Et l’alchimie a opéré. «J’étais à côté de Dimitri tout au long de la création, on a partagé les mêmes choses, les mêmes énergies, souligne Nils Martenet, dont les racines musicales sont profondes. Les gens qui sont venus voir l’expo m’ont dit qu’ils sentaient l’influence du son dans les images. Le son, c’est des ondes, comme l’eau…» C’est ce que relève le photographe Cédric Raccio, curateur de l’exposition. «Dans cette série, Nils capture les textures et les échelles mystérieuses des paysages de Patagonie. Chaque image, qu’il s’agisse d’une goutte d’eau ou d’une étendue de glace, semble contenir un écho sonore, brouillant les repères visuels pour une expérience immersive unique», note-t-il.
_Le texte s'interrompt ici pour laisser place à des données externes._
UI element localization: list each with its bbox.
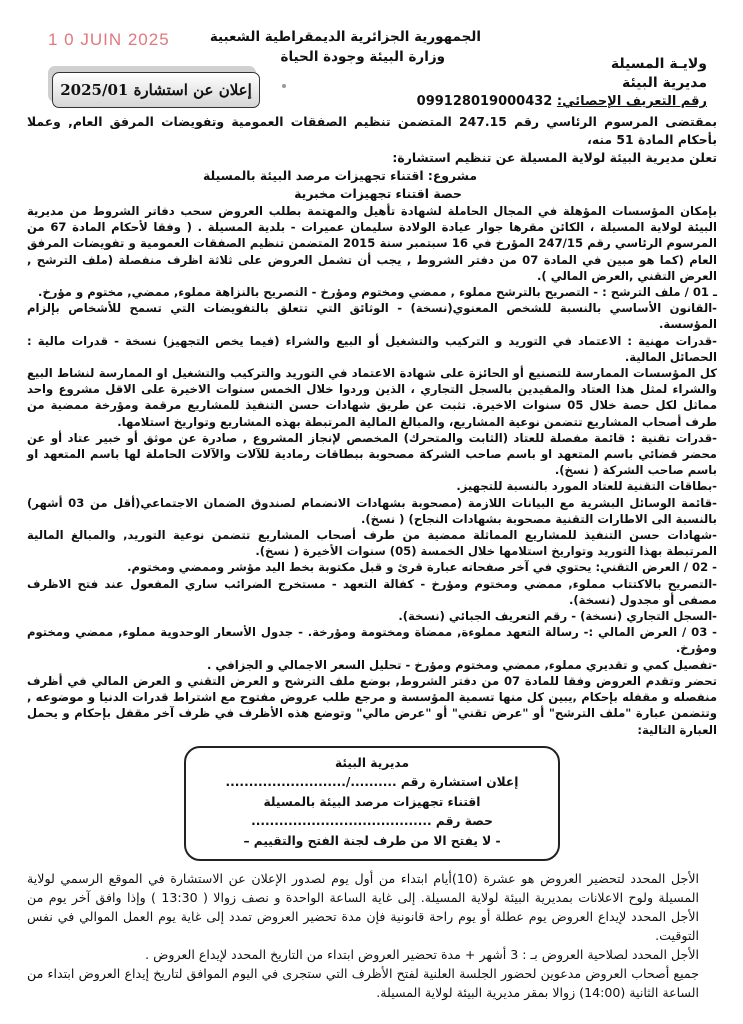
lot-title: حصة اقتناء تجهيزات مخبرية <box>294 186 462 201</box>
wilaya-heading: ولايـة المسيلة <box>610 56 707 72</box>
body-paragraph: -التصريح بالاكتتاب مملوء, ممضي ومختوم ومؤرخ - كفالة التعهد - مستخرج الضرائب ساري المفعول عند فتح الاظرف مصفى أو مجدول (نسخة). <box>27 576 717 607</box>
body-paragraph: بإمكان المؤسسات المؤهلة في المجال الحاملة لشهادة تأهيل والمهتمة بطلب العروض سحب دفاتر الشروط من مديرية البيئة لولاية المسيلة ، الكائن مقرها جوار عيادة الولادة سليمان عميرات - بلدية المسيلة . ( وفقا لأحكام المادة 67 من المرسوم الرئاسي رقم 247/15 المؤرخ في 16 سبتمبر سنة 2015 المتضمن تنظيم الصفقات العمومية و تفويضات المرفق العام (كما هو مبين في المادة 07 من دفتر الشروط , يجب أن تشمل العروض على ثلاثة اظرف منفصلة (ملف الترشح , العرض التقني ,العرض المالي ). <box>27 204 718 283</box>
envelope-lot-number: حصة رقم ....................................... <box>251 814 493 829</box>
envelope-consultation-number: إعلان استشارة رقم ........../.......................... <box>225 775 519 790</box>
intro-announcement: تعلن مديرية البيئة لولاية المسيلة عن تنظيم استشارة: <box>392 150 717 165</box>
opening-session: جميع أصحاب العروض مدعوين لحضور الجلسة العلنية لفتح الأظرف التي ستجرى في اليوم الموافق لتاريخ إيداع العروض ابتداء من الساعة الثانية (14:00) زوالا بمقر مديرية البيئة لولاية المسيلة. <box>27 966 699 1001</box>
body-paragraph: -قائمة الوسائل البشرية مع البيانات اللازمة (مصحوبة بشهادات الانضمام لصندوق الضمان الاجتماعي(أقل من 03 أشهر) بالنسبة الى الاطارات التقنية مصحوبة بشهادات النجاح) ( نسخ). <box>27 495 717 526</box>
envelope-do-not-open: - لا يفتح الا من طرف لجنة الفتح والتقييم – <box>243 833 501 848</box>
deadlines-section <box>27 869 717 1002</box>
date-stamp: 1 0 JUIN 2025 <box>48 30 170 49</box>
announcement-title-box <box>52 72 260 108</box>
validity-period: الأجل المحدد لصلاحية العروض بـ : 3 أشهر + مدة تحضير العروض ابتداء من التاريخ المحدد لإيداع العروض . <box>145 947 699 963</box>
intro-section <box>27 113 717 203</box>
envelope-project: اقتناء تجهيزات مرصد البيئة بالمسيلة <box>263 794 481 809</box>
body-paragraph: -تفصيل كمي و تقديري مملوء, ممضي ومختوم ومؤرخ - تحليل السعر الاجمالي و الجزافي . <box>206 657 717 672</box>
directorate-heading: مديرية البيئة <box>621 75 707 91</box>
document-flow <box>27 113 717 1002</box>
republic-heading: الجمهورية الجزائرية الديمقراطية الشعبية <box>209 29 481 45</box>
preparation-deadline: الأجل المحدد لتحضير العروض هو عشرة (10)أيام ابتداء من أول يوم لصدور الإعلان عن الاستشارة في الموقع الرسمي لولاية المسيلة ولوح الاعلانات بمديرية البيئة لولاية المسيلة. إلى غاية الساعة الواحدة و نصف زوالا ( 13:30 ) وإذا وافق آخر يوم من الأجل المحدد لإيداع العروض يوم عطلة أو يوم راحة قانونية فإن مدة تحضير العروض تمدد إلى غاية يوم العمل الموالي في نفس التوقيت. <box>27 871 700 944</box>
announcement-title: إعلان عن استشارة 2025/01 <box>60 81 252 99</box>
body-paragraph: ـ 01 / ملف الترشح : - التصريح بالترشح مملوء , ممضي ومختوم ومؤرخ - التصريح بالنزاهة مملوء, ممضي, مختوم و مؤرخ. <box>38 285 717 300</box>
body-paragraph: -شهادات حسن التنفيذ للمشاريع المماثلة ممضية من طرف أصحاب المشاريع تتضمن نوعية التوريد, والمبالغ المالية المرتبطة بهذا التوريد وتواريخ استلامها خلال الخمسة (05) سنوات الأخيرة ( نسخ). <box>27 528 717 559</box>
envelope-directorate: مديرية البيئة <box>334 755 410 770</box>
body-paragraph: -القانون الأساسي بالنسبة للشخص المعنوي(نسخة) - الوثائق التي تتعلق بالتفويضات التي تسمح للأشخاص بإلزام المؤسسة. <box>27 301 717 332</box>
stat-id-label: رقم التعريف الإحصائي: <box>556 94 707 109</box>
envelope-label-box <box>184 746 560 862</box>
body-paragraph: -قدرات مهنية : الاعتماد في التوريد و التركيب والتشغيل أو البيع والشراء (فيما يخص التجهيز) نسخة - قدرات مالية : الحصائل المالية. <box>27 333 717 364</box>
intro-legal-basis: بمقتضى المرسوم الرئاسي رقم 247.15 المتضمن تنظيم الصفقات العمومية وتفويضات المرفق العام, وعملا بأحكام المادة 51 منه، <box>27 114 717 147</box>
stat-id-value: 099128019000432 <box>416 94 553 109</box>
project-title: مشروع: اقتناء تجهيزات مرصد البيئة بالمسيلة <box>203 168 477 183</box>
ministry-heading: وزارة البيئة وجودة الحياة <box>280 49 445 65</box>
body-paragraph: -السجل التجاري (نسخة) - رقم التعريف الجبائي (نسخة). <box>398 609 717 624</box>
statistical-id <box>417 93 707 111</box>
body-paragraph: - 03 / العرض المالي :- رسالة التعهد مملوءة, ممضاة ومختومة ومؤرخة. - جدول الأسعار الوحدوية مملوء, ممضي ومختوم ومؤرخ. <box>27 625 717 656</box>
body-paragraph: كل المؤسسات الممارسة للتصنيع أو الحائزة على شهادة الاعتماد في التوريد والتركيب والتشغيل او الممارسة لنشاط البيع والشراء لمثل هذا العتاد والمقيدين بالسجل التجاري ، الذين وردوا خلال الخمس سنوات الاخيرة على الاقل مشروع واحد مماثل لكل حصة خلال 05 سنوات الاخيرة. تثبت عن طريق شهادات حسن التنفيذ للمشاريع مرقمة ومؤرخة ممضية من طرف أصحاب المشاريع تتضمن نوعية المشاريع، والمبالغ المالية المرتبطة بهذه المشاريع وتواريخ استلامها. <box>27 366 717 429</box>
conditions-body <box>27 203 717 738</box>
body-paragraph: - 02 / العرض التقني: يحتوي في آخر صفحاته عبارة قرئ و قبل مكتوبة بخط اليد مؤشر وممضي ومختوم. <box>127 560 717 575</box>
body-paragraph: -قدرات تقنية : قائمة مفصلة للعتاد (الثابت والمتحرك) المخصص لإنجاز المشروع , صادرة عن موثق أو خبير عتاد أو عن محضر قضائي باسم المتعهد او باسم صاحب الشركة مصحوبة ببطاقات رمادية للآلات والآلات الحاملة لها باسم المتعهد او باسم صاحب الشركة ( نسخ). <box>27 430 717 478</box>
scan-dot <box>282 84 286 88</box>
body-paragraph: -بطاقات التقنية للعتاد المورد بالنسبة للتجهيز. <box>456 479 717 494</box>
body-paragraph: تحضر وتقدم العروض وفقا للمادة 07 من دفتر الشروط, بوضع ملف الترشح و العرض التقني و العرض المالي في أظرف منفصله و مقفله بإحكام ,يبين كل منها تسمية المؤسسة و مرجع طلب عروض مفتوح مع اشتراط قدرات الدنيا و موضوعه , وتتضمن عبارة "ملف الترشح" أو "عرض تقني" أو "عرض مالي" وتوضع هذه الأظرف في ظرف آخر مقفل بإحكام و يحمل العبارة التالية: <box>27 673 718 737</box>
Une immersion qui sera donc totale le 19 décembre prochain avec un spectacle audio-visuel qui fusionnera la musique de Vouipe, dont l’intégralité de l’album «Bajo El Agua» sera joué en live aux côtés de Maria de la Paz, les images de Nils Martenet en mode VJing – animation visuelle projetée –, et la performance chorégraphique de Marion Geisler et Mehdi Berdai, artistes de danse contemporaine. La plongée promet d’être grandiose.
«INMERSO», exposition photo et documentaire dans la galerie du Théâtre du Crochetan à Monthey jusqu’au 19 décembre.
Spectacle audio-visuel le 19 décembre à 20h.